Призыв дядюшки опередил монашеский постриг, отправляя юную Виридиану накануне затворничества в мирской путь за последним приветом своего благодетеля, который, как оказалось, не собирался отпускать её назад, увидев в сиянии глаз красавицы обольстительный образ своей покойной жены.

Он говорил ей: «Будь ты моею, и стану жить я, страстью сгорая! Прелесть улыбки, нега во взоре, Мне обещают радости рая.» И ведь любил же, честно, любил же, веря, что силой к жизни обяжет. Только бессилен пыл его был остановить упрямой девы мыслей старание. Вот и решил Дон в тщетных потугах, смертью своею разбить ей дорогу, чтоб не досталась девичья душа монастырю (накатила слеза).

Уйдя в мир иной, он к наследству призвал сына, которого так не знавал, чтобы соединил опустевший вдруг дом тех, кто моложе и не знаком, что б созидательный яростный пыл милости праздной жар охладил, дав растерявшимся в мире глазам пищу сравнения, где благо, где срам. Жизнь им покажет, как ни кормить, зверя характер не изменить, лишь дел ежедневных заботы и труд, выведут к свету и всё перетрут.

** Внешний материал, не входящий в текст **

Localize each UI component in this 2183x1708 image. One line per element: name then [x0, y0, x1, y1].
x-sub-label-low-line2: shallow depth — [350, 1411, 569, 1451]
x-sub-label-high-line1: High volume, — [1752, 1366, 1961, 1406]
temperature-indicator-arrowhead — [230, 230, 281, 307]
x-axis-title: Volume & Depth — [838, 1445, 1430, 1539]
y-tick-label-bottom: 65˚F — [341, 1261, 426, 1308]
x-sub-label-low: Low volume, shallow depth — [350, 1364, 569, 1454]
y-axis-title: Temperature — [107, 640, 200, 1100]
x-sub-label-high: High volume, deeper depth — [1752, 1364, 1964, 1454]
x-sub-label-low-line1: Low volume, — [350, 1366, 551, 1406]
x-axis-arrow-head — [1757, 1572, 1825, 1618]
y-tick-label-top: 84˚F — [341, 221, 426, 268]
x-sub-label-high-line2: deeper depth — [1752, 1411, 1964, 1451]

В ужасе боли свалившихся бед дева находит верный ответ, делая выбор, как скажет душа, к миру и к жизни, что так хороша. Это хотел режиссёр рассказать, чтобы любой мог также познать: надо ли верить в далёкое счастье иль лучше просто бороться с ненастьем, день проживая каждый за днём: делают руки, значит — спасён.